The Value of Being in the Middle
by Fred Fortin
With the passions rising in the health care debate, there’s a bit of a tendency to get crusty and brittle in our ability to compromise, and to keep the “all or nothing” psychological trump cards at bay. The wrangling on SCHIP is already giving everyone a run for his (or her) money in the ‘divided we fall’ camp.
Yet being in the middle is exactly where we need to be if positive incremental change — the kind that does justice to the every day lives of ordinary people — is going to happen. I was reminded of this in reading Christine Harold’s new book, Our Space, where she tries to dissect the countercultural response to the “proliferation of commercialization in civic life” or better known as “cultural jamming.”
As you would imagine, Harold has to take notice of a number of political and rhetorical strategies that pit the rebellious “outside hero” who sees through the false consciousness of branding, consumerism and the commercialization of public space (and freedom) against global capital and an increasing and highly effective corporate control of civic discourse and everyday life.
This kind of rhetorical construction of the political landscape (or media-scape as Harold describes it) has led to an unleashing of widespread counterculture tactics — pranks, hoaxes, parodies, anti-logos, pirating, even sabotage (think WTO Seattle protest) and other clever and creative subversive tactics designed to reveal the invisible machinations, repressive logics, or hidden assaults of the market establishment.
There is no question that these countercultural tactics offer the public considerable insight into the market as a corporate mode of social control. And Harold is sympathetic to the critique of the political influence wielded by multinational corporations (and its marketing and branding discourse). But Harold eventually takes her leave from those who encourage “wholesale contempt” of incremental policy change or who possess “little patience” for people who find any political potential in working positively with establishment institutions.
She argues that these forms of social dissent often morph into media commodities themselves and, in the end, reinforce the very institutions and practices they are meant to oppose; that the “inability of such rhetoric to affirm any alternative beyond endless critique” is self defeating.
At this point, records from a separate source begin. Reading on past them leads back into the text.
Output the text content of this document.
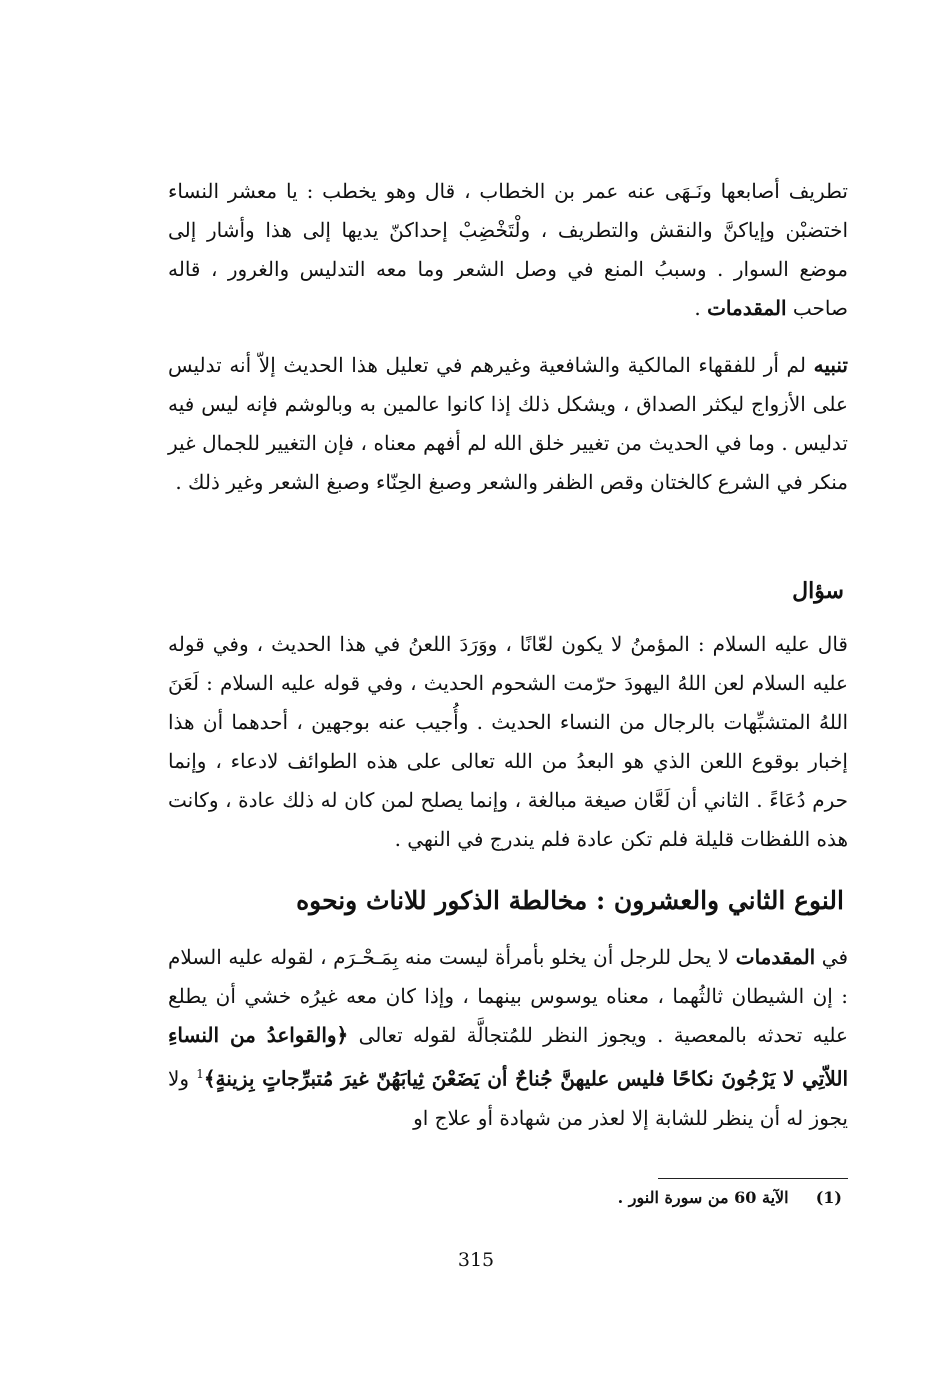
تطريف أصابعها ونَـهَى عنه عمر بن الخطاب ، قال وهو يخطب : يا معشر النساء اختضبْن وإياكنَّ والنقش والتطريف ، ولْتَخْضِبْ إحداكنّ يديها إلى هذا وأشار إلى موضع السوار . وسببُ المنع في وصل الشعر وما معه التدليس والغرور ، قاله صاحب المقدمات .

تنبيه لم أر للفقهاء المالكية والشافعية وغيرهم في تعليل هذا الحديث إلاّ أنه تدليس على الأزواج ليكثر الصداق ، ويشكل ذلك إذا كانوا عالمين به وبالوشم فإنه ليس فيه تدليس . وما في الحديث من تغيير خلق الله لم أفهم معناه ، فإن التغيير للجمال غير منكر في الشرع كالختان وقص الظفر والشعر وصبغ الحِنّاء وصبغ الشعر وغير ذلك .

سؤال

قال عليه السلام : المؤمنُ لا يكون لعّانًا ، ووَرَدَ اللعنُ في هذا الحديث ، وفي قوله عليه السلام لعن اللهُ اليهودَ حرّمت الشحوم الحديث ، وفي قوله عليه السلام : لَعَنَ اللهُ المتشبِّهات بالرجال من النساء الحديث . وأُجيب عنه بوجهين ، أحدهما أن هذا إخبار بوقوع اللعن الذي هو البعدُ من الله تعالى على هذه الطوائف لادعاء ، وإنما حرم دُعَاءً . الثاني أن لَعَّان صيغة مبالغة ، وإنما يصلح لمن كان له ذلك عادة ، وكانت هذه اللفظات قليلة فلم تكن عادة فلم يندرج في النهي .

النوع الثاني والعشرون : مخالطة الذكور للاناث ونحوه

في المقدمات لا يحل للرجل أن يخلو بأمرأة ليست منه بِمَـحْـرَم ، لقوله عليه السلام : إن الشيطان ثالثُهما ، معناه يوسوس بينهما ، وإذا كان معه غيرُه خشي أن يطلع عليه تحدثه بالمعصية . ويجوز النظر للمُتجالَّة لقوله تعالى ﴿والقواعدُ من النساءِ اللاّتِي لا يَرْجُونَ نكاحًا فليس عليهنَّ جُناحٌ أن يَضَعْنَ ثِيابَهُنّ غيرَ مُتبرِّجاتٍ بِزينةٍ﴾$^1$ ولا يجوز له أن ينظر للشابة إلا لعذر من شهادة أو علاج او

(1) الآية 60 من سورة النور .
315
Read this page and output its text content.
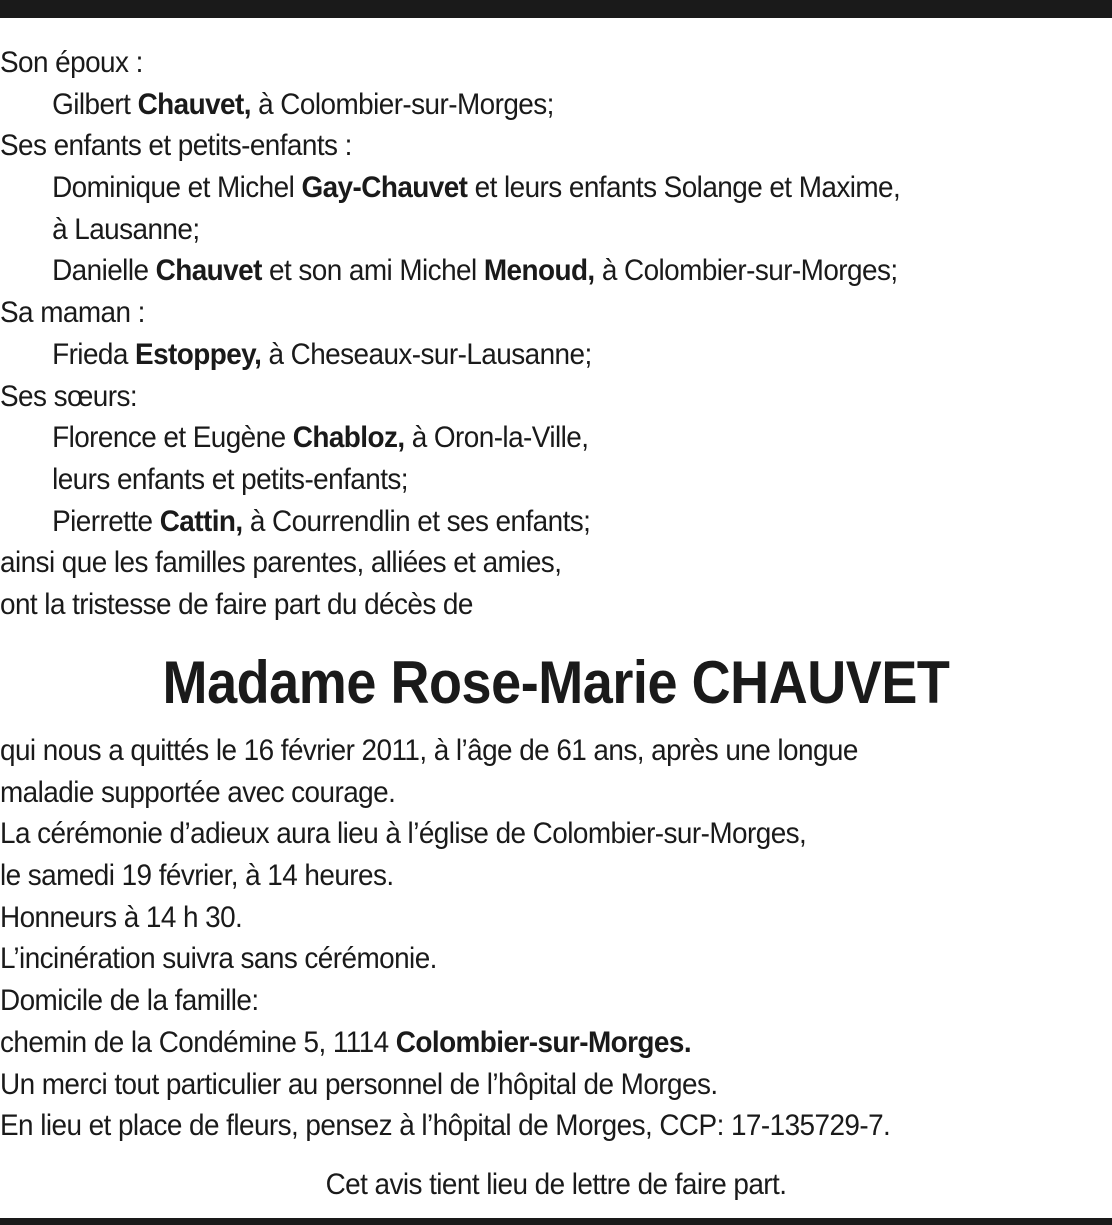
Son époux :
Gilbert Chauvet, à Colombier-sur-Morges;
Ses enfants et petits-enfants :
Dominique et Michel Gay-Chauvet et leurs enfants Solange et Maxime,
à Lausanne;
Danielle Chauvet et son ami Michel Menoud, à Colombier-sur-Morges;
Sa maman :
Frieda Estoppey, à Cheseaux-sur-Lausanne;
Ses sœurs:
Florence et Eugène Chabloz, à Oron-la-Ville,
leurs enfants et petits-enfants;
Pierrette Cattin, à Courrendlin et ses enfants;
ainsi que les familles parentes, alliées et amies,
ont la tristesse de faire part du décès de
Madame Rose-Marie CHAUVET
qui nous a quittés le 16 février 2011, à l’âge de 61 ans, après une longue
maladie supportée avec courage.
La cérémonie d’adieux aura lieu à l’église de Colombier-sur-Morges,
le samedi 19 février, à 14 heures.
Honneurs à 14 h 30.
L’incinération suivra sans cérémonie.
Domicile de la famille:
chemin de la Condémine 5, 1114 Colombier-sur-Morges.
Un merci tout particulier au personnel de l’hôpital de Morges.
En lieu et place de fleurs, pensez à l’hôpital de Morges, CCP: 17-135729-7.
Cet avis tient lieu de lettre de faire part.
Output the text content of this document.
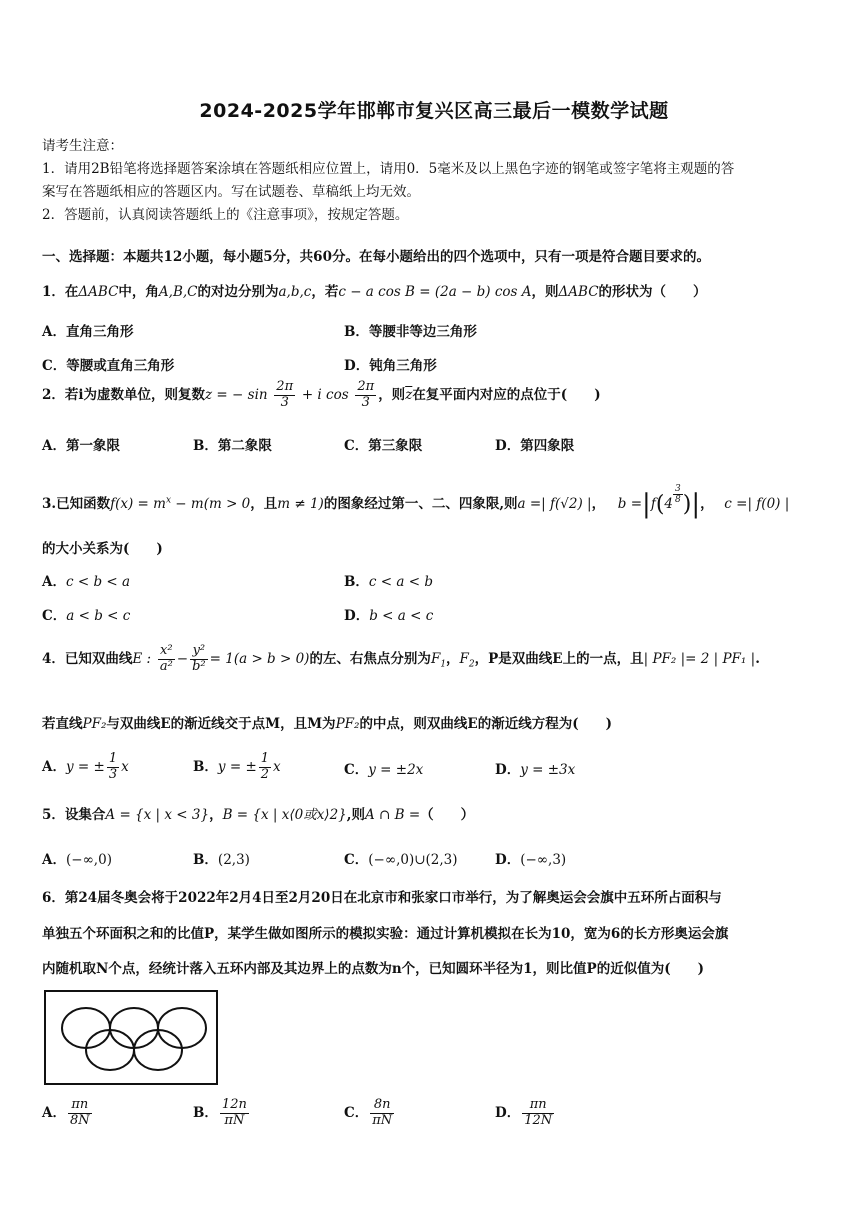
2024-2025学年邯郸市复兴区高三最后一模数学试题
请考生注意：
1．请用2B铅笔将选择题答案涂填在答题纸相应位置上，请用0．5毫米及以上黑色字迹的钢笔或签字笔将主观题的答
案写在答题纸相应的答题区内。写在试题卷、草稿纸上均无效。
2．答题前，认真阅读答题纸上的《注意事项》，按规定答题。
一、选择题：本题共12小题，每小题5分，共60分。在每小题给出的四个选项中，只有一项是符合题目要求的。
1．在ΔABC中，角A,B,C的对边分别为a,b,c，若c − a cos B = (2a − b) cos A，则ΔABC的形状为（　　）
A．直角三角形	B．等腰非等边三角形
C．等腰或直角三角形	D．钝角三角形
2．若i为虚数单位，则复数z = − $\sin \frac{2\pi}{3} + i$ $\cos \frac{2\pi}{3}$ ，则$\overline{z}$在复平面内对应的点位于(　　)
A．第一象限	B．第二象限	C．第三象限	D．第四象限
3.已知函数$f(x) = m^x - m(m > 0$，且m ≠ 1)的图象经过第一、二、四象限,则a =| f(√2) |， $b =|f(4 \frac{3}{8}$ )|， c =| f(0) |
的大小关系为(　　)
A．c < b < a	B．c < a < b
C．a < b < c	D．b < a < c
4．已知双曲线E : $\frac{\text{x²}}{\text{a²}} - \frac{\text{y²}}{\text{b²}} = 1(a > b > 0)$的左、右焦点分别为$F_1$，$F_2$，P是双曲线E上的一点，且| PF₂ |= 2 | PF₁ |.
若直线PF₂与双曲线E的渐近线交于点M，且M为PF₂的中点，则双曲线E的渐近线方程为(　　)
A．y = ± $\frac{1}{3}$ x	B．y = ± $\frac{1}{2}$ x	C．y = ±2x	D．y = ±3x
5．设集合A = {x | x < 3}，B = {x | x⟨0或x⟩2},则A ∩ B =（　　）
A．(−∞,0)	B．(2,3)	C．(−∞,0)∪(2,3)	D．(−∞,3)
6．第24届冬奥会将于2022年2月4日至2月20日在北京市和张家口市举行，为了解奥运会会旗中五环所占面积与
单独五个环面积之和的比值P，某学生做如图所示的模拟实验：通过计算机模拟在长为10，宽为6的长方形奥运会旗
内随机取N个点，经统计落入五环内部及其边界上的点数为n个，已知圆环半径为1，则比值P的近似值为(　　)
A． $\frac{\pi n}{8N}$	B． $\frac{12n}{\pi N}$	C． $\frac{8n}{\pi N}$	D． $\frac{\pi n}{12N}$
“(C)orporate and anticorporate rhetorics”, for example, do not “oppose one another so much as feed off and respond to one another. . . A rhetoric of negation must always encounter more boundaries that must be overcome. More transgression is always required, which inevitably produces more cynicism and resentment.”
Harold opts instead for a politics of “balance, in-betweenness, and proper proportion.” She looks to Debra Hawhee who promotes the notion of being ‘in the middle’. Hawhee: “The middle . . . at once combines and exceeds the forces of active and passive. In the middle, one invents and is invented, one writes and is written, constitutes and is constituted.”
These theoretical considerations are not so distant as they may seem at first from the politics of health care. There are numerous signs of the hardening of the countercultural aspects of the health care debate with Michael Moore’s movie, SiCKO, being only one example. The tactics of ACT UP in the early years of the AIDS epidemic may also preview what’s coming.
Countercultural tactics, however misguided or self-defeating, add intensity to any debate. As a cultural, economic, political and corporate sphere of higher and higher public interest, should health care expect more radical political action in the coming months or years? Will we in the industry become increasingly subjected to the countercultural energy we see, say in environmental politics or animal rights? And if so what will be our response?
The burden on us is to shepherd the politics of this debate in a positive way and learn as go along. We might want to do some thinking now, while the space to do so is still open to us. Being in the middle is not easy, but when it comes to getting the right things done, it is the only really effective place to be.